Semantic Chunking at Scale — Advanced RAG — Chunking, Retrieval, Re-ranking (Chapter 2)

Fixed-size chunking ignores document structure. Semantic chunking identifies natural topic boundaries and splits accordingly, improving retrieval relevance by preserving coherent units.

Sentence splitting forms the foundation. Naive regex-based splitting fails on abbreviations, decimal numbers, and edge cases. Use a tokenizer-aware splitter that understands sentence boundaries in your target language.

Paragraph detection identifies topic shifts within documents. Sections separated by blank lines or headings typically represent distinct concepts. Long paragraphs may contain multiple sub-topics requiring subdivision.

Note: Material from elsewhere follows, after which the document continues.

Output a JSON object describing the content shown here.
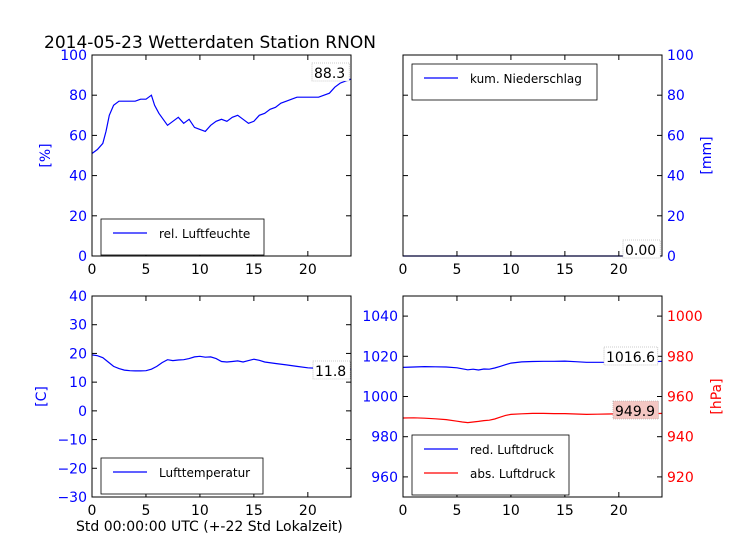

Hierarchical merging combines short segments up to a target size while respecting semantic boundaries. Merge paragraphs until reaching the target chunk size, but stop at heading boundaries.

import re
from typing import List, Tuple

def semantic_chunk(
    text: str,
    min_chunk_size: int = 100,
    max_chunk_size: int = 500,
    overlap: int = 50
) -> List[Tuple[str, dict]]:
    """Split text into semantically coherent chunks with overlap."""
    
    # Split into paragraphs at blank lines
    paragraphs = re.split(r'\n\s*\n', text)
    
    chunks = []
    current_chunk = []
    current_length = 0
    
    for para in paragraphs:
        para = para.strip()
        if not para:
            continue
            
        para_length = len(para)
        
        # If single paragraph exceeds max, split by sentences
        if para_length > max_chunk_size:
            sentences = split_into_sentences(para)
            for sentence in sentences:
                if current_length + len(sentence) > max_chunk_size:
                    if current_chunk:
                        chunks.append(('\n'.join(current_chunk), {}))
                    current_chunk = []
                    current_length = 0
                    # Carry overlap
                    if overlap > 0 and current_chunk:
                        current_chunk = current_chunk[-1:]
                current_chunk.append(sentence)
                current_length += len(sentence)
        else:
            if current_length + para_length > max_chunk_size:
                chunks.append(('\n'.join(current_chunk), {}))
                # Start new chunk with overlap from previous
                overlap_text = '\n'.join(current_chunk)[-overlap:] if overlap else ''
                current_chunk = [overlap_text, para] if overlap_text else [para]
                current_length = len(overlap_text) + para_length
            else:
                current_chunk.append(para)
                current_length += para_length
    
    if current_chunk:
        chunks.append(('\n'.join(current_chunk), {}))
    
    return chunks

def split_into_sentences(text: str) -> List[str]:
    """Use punctuation-aware sentence splitting."""
    # Split on sentence-ending punctuation followed by space and uppercase
    sentences = re.split(r'(?<=[.!?])\s+(?=[A-Z])', text)
    return [s.strip() for s in sentences if s.strip()]